De todo modo, para evitar eventuais perseguições políticas talvez embutidas numa ação penal, o substitutivo -incorporando a proposição do deputado Abi-Ackel- estabelece que, a qualquer tempo, podem a Câmara e o Senado sustar o processo já
tramitando no STF, desde que, por maioria absoluta de votos, assim decidam.
Pode-se argumentar que, com essa válvula de escape, tudo continuará como dantes no quartel de Abrantes. Mas não procede a insegurança.
Para que o Parlamento ouse entravar a tramitação do processo já instaurado no STF, é preciso ter a seu favor uma inquestionável argumentação jurídica e moral, apoiada, ademais, pela vontade política de uma sólida maioria. Mesmo assim -como
argumento final-, o Parlamento estaria tão-somente adiando o desfecho processual, porque a prescrição estaria suspensa e a ação penal retomaria a sua marcha ao término do mandato parlamentar.

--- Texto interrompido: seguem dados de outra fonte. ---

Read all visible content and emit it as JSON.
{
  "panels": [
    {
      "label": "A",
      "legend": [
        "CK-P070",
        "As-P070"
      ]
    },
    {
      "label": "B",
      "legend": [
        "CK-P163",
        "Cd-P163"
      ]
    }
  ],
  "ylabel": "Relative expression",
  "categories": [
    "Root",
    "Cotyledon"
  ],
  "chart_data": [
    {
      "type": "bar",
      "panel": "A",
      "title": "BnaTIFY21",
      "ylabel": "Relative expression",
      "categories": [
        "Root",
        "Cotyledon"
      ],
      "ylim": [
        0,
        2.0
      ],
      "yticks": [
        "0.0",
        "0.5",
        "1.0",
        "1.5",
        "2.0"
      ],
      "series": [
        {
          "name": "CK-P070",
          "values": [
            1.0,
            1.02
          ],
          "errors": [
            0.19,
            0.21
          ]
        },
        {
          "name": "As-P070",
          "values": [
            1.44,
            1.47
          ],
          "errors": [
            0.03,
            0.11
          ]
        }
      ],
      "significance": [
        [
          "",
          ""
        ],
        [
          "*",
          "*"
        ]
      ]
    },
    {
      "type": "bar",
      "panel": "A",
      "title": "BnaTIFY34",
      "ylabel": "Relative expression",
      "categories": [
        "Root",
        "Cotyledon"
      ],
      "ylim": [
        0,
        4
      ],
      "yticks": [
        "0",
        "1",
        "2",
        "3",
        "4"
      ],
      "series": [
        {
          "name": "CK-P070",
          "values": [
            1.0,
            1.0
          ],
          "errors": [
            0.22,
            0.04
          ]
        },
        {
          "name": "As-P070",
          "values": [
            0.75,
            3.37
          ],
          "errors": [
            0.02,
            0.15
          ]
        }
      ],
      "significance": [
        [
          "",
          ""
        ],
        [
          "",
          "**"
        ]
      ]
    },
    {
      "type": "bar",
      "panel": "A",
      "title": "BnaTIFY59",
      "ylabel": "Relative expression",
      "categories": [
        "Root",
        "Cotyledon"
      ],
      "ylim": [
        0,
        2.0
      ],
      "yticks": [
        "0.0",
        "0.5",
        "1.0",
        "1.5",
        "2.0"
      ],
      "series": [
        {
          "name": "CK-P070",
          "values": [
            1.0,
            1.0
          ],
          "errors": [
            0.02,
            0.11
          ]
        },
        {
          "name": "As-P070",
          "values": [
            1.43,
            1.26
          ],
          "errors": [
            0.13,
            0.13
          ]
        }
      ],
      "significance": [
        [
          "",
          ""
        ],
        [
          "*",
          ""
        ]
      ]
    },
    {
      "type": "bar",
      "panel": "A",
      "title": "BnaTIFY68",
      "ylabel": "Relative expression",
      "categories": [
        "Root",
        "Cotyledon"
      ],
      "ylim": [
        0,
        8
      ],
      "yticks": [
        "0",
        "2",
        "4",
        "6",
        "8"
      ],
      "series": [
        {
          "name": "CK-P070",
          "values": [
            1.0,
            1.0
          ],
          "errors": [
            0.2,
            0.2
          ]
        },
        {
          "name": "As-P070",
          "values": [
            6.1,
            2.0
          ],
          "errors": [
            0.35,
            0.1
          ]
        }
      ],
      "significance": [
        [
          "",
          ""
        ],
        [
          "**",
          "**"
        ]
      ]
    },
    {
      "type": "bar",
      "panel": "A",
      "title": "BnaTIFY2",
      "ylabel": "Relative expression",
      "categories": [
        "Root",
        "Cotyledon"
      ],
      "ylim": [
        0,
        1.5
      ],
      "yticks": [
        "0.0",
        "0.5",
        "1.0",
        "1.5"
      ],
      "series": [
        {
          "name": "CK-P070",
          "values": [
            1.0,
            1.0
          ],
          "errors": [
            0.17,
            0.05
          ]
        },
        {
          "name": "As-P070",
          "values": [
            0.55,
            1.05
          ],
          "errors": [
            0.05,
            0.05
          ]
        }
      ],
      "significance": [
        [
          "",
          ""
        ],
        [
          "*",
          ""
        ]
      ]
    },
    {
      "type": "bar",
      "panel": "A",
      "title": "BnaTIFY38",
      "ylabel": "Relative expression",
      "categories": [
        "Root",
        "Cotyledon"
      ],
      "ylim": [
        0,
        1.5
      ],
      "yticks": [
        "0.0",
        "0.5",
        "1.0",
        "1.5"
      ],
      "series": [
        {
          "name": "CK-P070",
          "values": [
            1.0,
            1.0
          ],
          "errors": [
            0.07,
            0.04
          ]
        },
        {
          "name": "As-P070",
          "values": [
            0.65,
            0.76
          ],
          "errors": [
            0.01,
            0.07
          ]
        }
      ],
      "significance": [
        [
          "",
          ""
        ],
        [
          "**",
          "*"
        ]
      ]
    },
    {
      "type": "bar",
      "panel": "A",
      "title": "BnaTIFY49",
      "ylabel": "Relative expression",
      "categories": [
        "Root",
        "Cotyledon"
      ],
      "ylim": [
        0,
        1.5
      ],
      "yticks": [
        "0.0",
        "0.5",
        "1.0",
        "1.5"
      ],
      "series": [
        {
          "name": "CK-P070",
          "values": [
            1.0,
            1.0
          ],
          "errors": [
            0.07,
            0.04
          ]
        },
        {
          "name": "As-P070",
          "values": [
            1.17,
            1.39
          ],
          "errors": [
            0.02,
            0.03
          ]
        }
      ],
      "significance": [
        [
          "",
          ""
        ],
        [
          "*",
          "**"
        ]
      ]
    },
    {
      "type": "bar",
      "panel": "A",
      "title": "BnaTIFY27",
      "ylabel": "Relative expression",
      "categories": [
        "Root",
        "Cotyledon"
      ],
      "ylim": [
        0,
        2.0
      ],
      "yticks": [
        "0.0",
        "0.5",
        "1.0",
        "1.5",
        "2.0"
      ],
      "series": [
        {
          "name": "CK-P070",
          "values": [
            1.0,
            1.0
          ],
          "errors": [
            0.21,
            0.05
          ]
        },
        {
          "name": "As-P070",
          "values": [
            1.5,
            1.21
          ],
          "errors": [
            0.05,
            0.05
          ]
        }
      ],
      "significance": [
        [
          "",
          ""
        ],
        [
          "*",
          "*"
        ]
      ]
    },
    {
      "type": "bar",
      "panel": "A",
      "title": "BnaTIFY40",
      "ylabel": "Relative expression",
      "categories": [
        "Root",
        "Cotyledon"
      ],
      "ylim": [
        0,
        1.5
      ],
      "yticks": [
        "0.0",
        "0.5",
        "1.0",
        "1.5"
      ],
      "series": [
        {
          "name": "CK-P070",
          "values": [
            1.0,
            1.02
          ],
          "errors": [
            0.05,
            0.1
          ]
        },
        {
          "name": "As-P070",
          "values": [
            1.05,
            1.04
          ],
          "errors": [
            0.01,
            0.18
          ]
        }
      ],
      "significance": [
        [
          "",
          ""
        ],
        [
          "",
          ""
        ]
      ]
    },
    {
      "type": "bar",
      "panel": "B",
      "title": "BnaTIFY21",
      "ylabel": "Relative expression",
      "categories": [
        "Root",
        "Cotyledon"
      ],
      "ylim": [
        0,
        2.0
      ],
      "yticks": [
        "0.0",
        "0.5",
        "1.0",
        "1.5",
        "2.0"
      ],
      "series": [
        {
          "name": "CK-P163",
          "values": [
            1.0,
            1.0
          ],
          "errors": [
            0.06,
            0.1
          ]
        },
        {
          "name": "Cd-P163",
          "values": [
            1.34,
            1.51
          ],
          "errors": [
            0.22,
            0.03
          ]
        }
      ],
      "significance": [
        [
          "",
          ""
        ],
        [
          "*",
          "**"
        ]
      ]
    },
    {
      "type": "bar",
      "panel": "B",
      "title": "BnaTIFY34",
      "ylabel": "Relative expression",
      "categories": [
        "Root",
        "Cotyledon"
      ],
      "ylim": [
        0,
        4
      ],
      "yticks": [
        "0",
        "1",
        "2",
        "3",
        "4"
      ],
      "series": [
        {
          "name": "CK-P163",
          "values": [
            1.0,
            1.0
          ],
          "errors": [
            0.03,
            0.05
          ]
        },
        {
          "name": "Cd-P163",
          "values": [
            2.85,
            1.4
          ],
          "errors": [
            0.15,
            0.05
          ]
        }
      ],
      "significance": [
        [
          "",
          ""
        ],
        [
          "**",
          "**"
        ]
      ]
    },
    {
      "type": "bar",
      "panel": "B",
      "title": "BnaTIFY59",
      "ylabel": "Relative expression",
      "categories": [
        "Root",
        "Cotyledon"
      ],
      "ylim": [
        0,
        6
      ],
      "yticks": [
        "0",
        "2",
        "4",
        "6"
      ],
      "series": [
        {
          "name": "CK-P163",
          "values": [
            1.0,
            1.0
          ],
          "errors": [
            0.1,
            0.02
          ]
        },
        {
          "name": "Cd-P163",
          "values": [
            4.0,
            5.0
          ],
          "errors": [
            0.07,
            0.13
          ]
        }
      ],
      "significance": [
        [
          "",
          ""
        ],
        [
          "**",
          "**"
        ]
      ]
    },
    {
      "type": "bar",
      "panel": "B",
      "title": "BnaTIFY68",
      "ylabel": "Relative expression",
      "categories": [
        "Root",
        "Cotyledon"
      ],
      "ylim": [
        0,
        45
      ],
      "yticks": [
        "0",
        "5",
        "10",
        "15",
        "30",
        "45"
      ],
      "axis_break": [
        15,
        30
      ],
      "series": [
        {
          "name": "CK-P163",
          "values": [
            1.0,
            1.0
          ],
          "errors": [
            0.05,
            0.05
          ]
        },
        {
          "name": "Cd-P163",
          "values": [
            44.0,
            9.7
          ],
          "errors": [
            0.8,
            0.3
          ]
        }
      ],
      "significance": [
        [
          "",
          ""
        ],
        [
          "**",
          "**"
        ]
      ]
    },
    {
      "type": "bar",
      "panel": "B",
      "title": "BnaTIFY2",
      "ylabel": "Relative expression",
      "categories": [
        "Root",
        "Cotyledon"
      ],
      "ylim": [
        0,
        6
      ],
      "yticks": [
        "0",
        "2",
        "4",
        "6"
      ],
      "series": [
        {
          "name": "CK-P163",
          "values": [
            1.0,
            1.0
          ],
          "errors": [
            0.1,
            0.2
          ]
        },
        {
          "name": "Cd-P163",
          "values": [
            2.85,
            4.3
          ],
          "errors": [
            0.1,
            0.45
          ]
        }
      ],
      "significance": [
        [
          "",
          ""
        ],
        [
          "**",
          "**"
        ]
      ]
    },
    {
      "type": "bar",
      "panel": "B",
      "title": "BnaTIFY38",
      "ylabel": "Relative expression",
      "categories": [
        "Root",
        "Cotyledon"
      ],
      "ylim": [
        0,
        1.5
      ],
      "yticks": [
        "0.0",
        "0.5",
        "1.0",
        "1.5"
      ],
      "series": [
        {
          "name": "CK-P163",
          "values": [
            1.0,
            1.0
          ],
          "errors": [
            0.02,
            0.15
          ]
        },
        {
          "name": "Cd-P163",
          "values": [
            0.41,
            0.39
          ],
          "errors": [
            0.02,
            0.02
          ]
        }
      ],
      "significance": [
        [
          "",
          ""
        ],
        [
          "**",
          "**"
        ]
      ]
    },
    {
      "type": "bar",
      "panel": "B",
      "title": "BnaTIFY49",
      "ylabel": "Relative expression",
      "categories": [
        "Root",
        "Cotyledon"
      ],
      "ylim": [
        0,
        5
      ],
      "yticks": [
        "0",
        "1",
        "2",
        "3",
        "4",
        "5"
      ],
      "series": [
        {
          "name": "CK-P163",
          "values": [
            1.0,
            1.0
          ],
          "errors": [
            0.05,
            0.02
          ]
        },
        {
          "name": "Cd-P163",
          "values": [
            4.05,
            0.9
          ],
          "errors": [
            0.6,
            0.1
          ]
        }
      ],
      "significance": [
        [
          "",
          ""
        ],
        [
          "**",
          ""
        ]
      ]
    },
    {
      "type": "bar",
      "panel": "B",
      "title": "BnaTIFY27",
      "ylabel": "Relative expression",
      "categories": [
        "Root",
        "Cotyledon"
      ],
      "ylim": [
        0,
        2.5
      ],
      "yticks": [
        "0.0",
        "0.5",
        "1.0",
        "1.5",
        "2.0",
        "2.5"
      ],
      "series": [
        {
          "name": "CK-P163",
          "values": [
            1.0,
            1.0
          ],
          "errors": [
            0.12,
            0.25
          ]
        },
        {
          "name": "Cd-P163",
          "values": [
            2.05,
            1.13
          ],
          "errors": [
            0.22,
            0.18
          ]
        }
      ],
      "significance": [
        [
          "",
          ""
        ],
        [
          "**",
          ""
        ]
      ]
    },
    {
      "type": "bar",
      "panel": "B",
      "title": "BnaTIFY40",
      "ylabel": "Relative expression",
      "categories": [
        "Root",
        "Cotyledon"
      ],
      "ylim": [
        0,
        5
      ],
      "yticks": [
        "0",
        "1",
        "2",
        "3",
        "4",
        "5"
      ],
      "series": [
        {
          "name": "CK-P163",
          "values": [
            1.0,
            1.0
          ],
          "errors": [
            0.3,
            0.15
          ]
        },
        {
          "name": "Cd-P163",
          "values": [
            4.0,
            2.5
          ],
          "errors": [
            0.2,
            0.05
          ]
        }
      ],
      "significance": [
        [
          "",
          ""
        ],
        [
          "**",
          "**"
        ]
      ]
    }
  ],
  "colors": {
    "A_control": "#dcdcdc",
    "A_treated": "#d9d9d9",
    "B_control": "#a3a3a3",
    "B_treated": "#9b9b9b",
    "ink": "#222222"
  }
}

Outra inovação marcante, de irrecusável significado democrático, que o substitutivo contempla consiste no fato de que, nos crimes dolosos contra a vida, os parlamentares serão julgados pelo tribunal do júri, deixando de ter direito ao foro
privilegiado do STF.
Como é natural, mantêm-se as duas normas clássicas que remontam à Constituição republicana de 1891: a inviolabilidade dos deputados e senadores, civil e penalmente, no exercício do mandato, por opiniões, palavras e votos; e a garantia de não
serem presos, salvo em flagrante de crime inafiançável, desde a expedição do diploma. Constituem uma couraça jurídica, sem a qual o parlamentar estará exposto às sanções dos governantes.
Na verdade, esse é um princípio -como lembra o deputado Abi-Ackel- proclamado no “Bill of Rights” de 1689: “A liberdade da palavra, da discussão e dos atos parlamentares não pode ser objeto de exame perante nenhum tribunal e em nenhum lugar
que não sejam o próprio Parlamento”.